So Your Kid’s a Biter? What Not to Do

Bob Kuehner

Chief Servant & Storyteller
School for Amazing Kids
[email protected]
“We care for people, investing our lives into theirs for a return that pleases God.”

By Bob Kuehner

First off, don’t refer to your child as ‘a biter.’  This is a normal—and temporary—way for young children to respond to feelings and situations they don’t know how to deal with properly.  Adding a label causes you to see and respond to them differently, and it’s unwarranted.  Excellent educators and caregivers are painstakingly careful not to do that to them at school and good parents don’t brand their children as well.

biter 1When you pick up your child from your child care center or school and hear from the teacher that they chomped a playmate, or you get handed that dreaded note, you’ll probably feel a little defensive.  That’s normal.  Don’t bother trying to explain how it was the other kid’s fault, or the teacher must have seen wrong, or some kind of alien was impersonating your darling little angel!  Whatever excuse you come up with, any experienced teacher has heard it before.  And I promise… as it slips out of your mouth and you hear it, it’s not going to sound nearly as convincing as you thought it would.  Also, it’s unnecessary.  As “un-fun” as this is for you, biting is a normal coping mechanism for younger children and doesn’t mean you’re a bad parent raising a monster.  It’s not an attack on your or your family.  It’s just a thing that happened.

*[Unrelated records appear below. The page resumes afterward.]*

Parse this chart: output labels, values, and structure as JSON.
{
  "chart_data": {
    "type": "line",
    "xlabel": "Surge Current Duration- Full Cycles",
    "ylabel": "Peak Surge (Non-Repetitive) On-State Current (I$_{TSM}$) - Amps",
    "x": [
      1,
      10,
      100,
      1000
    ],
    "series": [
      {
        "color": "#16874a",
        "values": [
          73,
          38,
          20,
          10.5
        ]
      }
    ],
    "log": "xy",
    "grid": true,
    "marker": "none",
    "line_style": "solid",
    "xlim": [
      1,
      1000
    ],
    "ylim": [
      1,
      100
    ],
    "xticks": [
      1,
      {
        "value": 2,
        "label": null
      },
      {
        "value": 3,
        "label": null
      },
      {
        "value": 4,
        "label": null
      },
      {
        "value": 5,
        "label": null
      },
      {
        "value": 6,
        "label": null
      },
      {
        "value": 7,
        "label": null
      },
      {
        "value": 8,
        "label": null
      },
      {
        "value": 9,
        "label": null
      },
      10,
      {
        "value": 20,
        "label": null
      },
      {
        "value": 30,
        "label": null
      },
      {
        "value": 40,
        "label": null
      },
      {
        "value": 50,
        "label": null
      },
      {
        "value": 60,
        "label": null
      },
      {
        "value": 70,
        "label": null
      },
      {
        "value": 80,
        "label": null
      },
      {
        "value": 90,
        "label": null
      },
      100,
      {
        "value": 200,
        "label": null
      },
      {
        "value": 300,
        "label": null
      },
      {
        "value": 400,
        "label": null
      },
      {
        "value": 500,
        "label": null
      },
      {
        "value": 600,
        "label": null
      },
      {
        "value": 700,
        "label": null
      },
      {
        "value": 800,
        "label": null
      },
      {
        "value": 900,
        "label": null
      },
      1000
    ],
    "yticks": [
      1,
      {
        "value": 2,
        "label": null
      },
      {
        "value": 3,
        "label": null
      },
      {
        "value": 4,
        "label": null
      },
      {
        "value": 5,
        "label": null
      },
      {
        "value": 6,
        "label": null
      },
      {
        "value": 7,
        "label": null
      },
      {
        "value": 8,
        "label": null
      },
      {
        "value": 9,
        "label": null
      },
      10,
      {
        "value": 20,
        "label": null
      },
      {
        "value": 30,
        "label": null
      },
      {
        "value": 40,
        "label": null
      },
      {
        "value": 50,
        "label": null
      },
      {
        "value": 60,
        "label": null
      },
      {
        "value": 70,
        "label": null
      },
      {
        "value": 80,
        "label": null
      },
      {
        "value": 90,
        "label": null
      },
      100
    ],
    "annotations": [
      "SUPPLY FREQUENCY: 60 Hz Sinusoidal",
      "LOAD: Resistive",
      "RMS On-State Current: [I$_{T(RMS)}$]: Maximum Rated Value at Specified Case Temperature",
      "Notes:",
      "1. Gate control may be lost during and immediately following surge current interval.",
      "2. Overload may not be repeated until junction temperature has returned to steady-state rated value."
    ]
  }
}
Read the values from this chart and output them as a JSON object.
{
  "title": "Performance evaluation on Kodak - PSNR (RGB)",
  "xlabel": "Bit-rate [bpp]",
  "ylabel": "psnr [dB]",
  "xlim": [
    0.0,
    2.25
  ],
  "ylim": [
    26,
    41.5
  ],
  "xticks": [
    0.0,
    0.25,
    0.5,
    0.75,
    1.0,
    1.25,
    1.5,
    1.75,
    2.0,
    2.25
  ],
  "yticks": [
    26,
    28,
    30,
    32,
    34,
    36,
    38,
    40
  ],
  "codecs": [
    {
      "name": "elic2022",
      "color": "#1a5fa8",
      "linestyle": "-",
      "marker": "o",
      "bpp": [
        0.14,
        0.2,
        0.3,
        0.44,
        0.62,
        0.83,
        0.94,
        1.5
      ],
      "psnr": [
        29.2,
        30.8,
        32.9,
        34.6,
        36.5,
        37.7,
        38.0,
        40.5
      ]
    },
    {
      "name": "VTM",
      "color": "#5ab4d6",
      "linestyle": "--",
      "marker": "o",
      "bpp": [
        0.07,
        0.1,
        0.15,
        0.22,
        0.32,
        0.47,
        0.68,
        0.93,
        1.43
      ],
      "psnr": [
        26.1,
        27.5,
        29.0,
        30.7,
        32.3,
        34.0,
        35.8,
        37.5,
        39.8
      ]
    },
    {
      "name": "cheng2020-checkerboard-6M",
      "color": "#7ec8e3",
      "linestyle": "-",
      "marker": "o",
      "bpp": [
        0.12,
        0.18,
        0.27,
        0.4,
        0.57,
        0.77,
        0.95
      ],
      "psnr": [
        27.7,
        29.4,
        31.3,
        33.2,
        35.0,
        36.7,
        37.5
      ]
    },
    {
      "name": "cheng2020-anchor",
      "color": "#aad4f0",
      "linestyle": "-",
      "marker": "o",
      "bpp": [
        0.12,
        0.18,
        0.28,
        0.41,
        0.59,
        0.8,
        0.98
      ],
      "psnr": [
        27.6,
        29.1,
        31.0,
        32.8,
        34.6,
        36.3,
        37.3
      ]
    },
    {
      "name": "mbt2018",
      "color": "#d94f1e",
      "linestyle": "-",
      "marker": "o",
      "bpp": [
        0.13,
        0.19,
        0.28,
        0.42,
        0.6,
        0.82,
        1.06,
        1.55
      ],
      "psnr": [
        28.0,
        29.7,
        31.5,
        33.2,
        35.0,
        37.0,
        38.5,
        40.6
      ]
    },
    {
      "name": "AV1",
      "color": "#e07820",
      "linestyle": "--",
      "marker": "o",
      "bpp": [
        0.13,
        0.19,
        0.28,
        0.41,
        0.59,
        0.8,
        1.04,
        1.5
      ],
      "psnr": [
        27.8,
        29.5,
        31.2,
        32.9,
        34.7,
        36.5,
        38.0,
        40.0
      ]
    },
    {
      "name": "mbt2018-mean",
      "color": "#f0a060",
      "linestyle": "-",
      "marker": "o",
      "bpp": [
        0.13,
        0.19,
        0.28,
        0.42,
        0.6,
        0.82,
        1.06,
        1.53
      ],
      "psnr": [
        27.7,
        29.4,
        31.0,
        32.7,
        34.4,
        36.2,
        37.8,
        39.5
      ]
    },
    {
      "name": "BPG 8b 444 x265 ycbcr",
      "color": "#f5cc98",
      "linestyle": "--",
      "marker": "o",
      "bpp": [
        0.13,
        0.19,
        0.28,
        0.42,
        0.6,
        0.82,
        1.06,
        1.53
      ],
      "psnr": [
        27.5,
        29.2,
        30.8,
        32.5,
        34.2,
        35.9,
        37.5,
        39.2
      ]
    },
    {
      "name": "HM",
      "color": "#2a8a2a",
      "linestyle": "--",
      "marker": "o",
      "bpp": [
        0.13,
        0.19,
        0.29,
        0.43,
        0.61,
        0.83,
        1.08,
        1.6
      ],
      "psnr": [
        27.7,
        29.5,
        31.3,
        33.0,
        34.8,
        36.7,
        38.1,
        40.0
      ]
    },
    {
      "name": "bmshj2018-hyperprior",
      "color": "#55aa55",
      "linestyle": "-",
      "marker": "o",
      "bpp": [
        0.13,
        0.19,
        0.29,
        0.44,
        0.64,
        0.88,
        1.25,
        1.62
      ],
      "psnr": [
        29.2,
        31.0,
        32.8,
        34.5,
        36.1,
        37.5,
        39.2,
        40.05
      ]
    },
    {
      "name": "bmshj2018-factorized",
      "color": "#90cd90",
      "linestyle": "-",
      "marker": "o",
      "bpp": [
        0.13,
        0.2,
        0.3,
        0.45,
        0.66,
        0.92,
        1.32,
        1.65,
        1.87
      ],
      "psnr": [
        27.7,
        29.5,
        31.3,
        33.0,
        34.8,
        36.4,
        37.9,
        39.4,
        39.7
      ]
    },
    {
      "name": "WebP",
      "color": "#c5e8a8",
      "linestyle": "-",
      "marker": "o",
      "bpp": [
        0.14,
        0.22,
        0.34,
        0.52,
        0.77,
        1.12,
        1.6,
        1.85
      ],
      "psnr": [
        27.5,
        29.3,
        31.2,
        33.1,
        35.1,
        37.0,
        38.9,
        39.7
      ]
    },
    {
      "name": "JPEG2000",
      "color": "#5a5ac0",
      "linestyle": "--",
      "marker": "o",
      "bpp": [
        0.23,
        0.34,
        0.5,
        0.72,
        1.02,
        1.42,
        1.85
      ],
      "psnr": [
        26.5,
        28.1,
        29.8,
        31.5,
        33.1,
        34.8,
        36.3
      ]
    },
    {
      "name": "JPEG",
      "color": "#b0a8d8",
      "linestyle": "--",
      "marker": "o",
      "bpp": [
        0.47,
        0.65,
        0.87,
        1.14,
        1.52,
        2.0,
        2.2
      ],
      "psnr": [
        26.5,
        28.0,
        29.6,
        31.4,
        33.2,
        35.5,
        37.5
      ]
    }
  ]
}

biter 2 Another well-meaning but misguided impulse that may come up is to call the other child’s parents and apologize.  It won’t be helpful.  Either they will understand that biting in small children is unfortunate but normal—in which case, your apology won’t be needed—or they will be feeling protective and respond… uh… less than diplomatically.  Since you weren’t there, and they weren’t either, any conflict will just lead to hard feelings.

A last word of advice: don’t bother punishing your child when you get home.  As you’re no doubt aware, small children have an incredibly short attention span, and probably won’t even connect the punishment with what they did earlier.  You can talk about the right way for them to handle difficult situations in the future, but trying to punish them now will not help.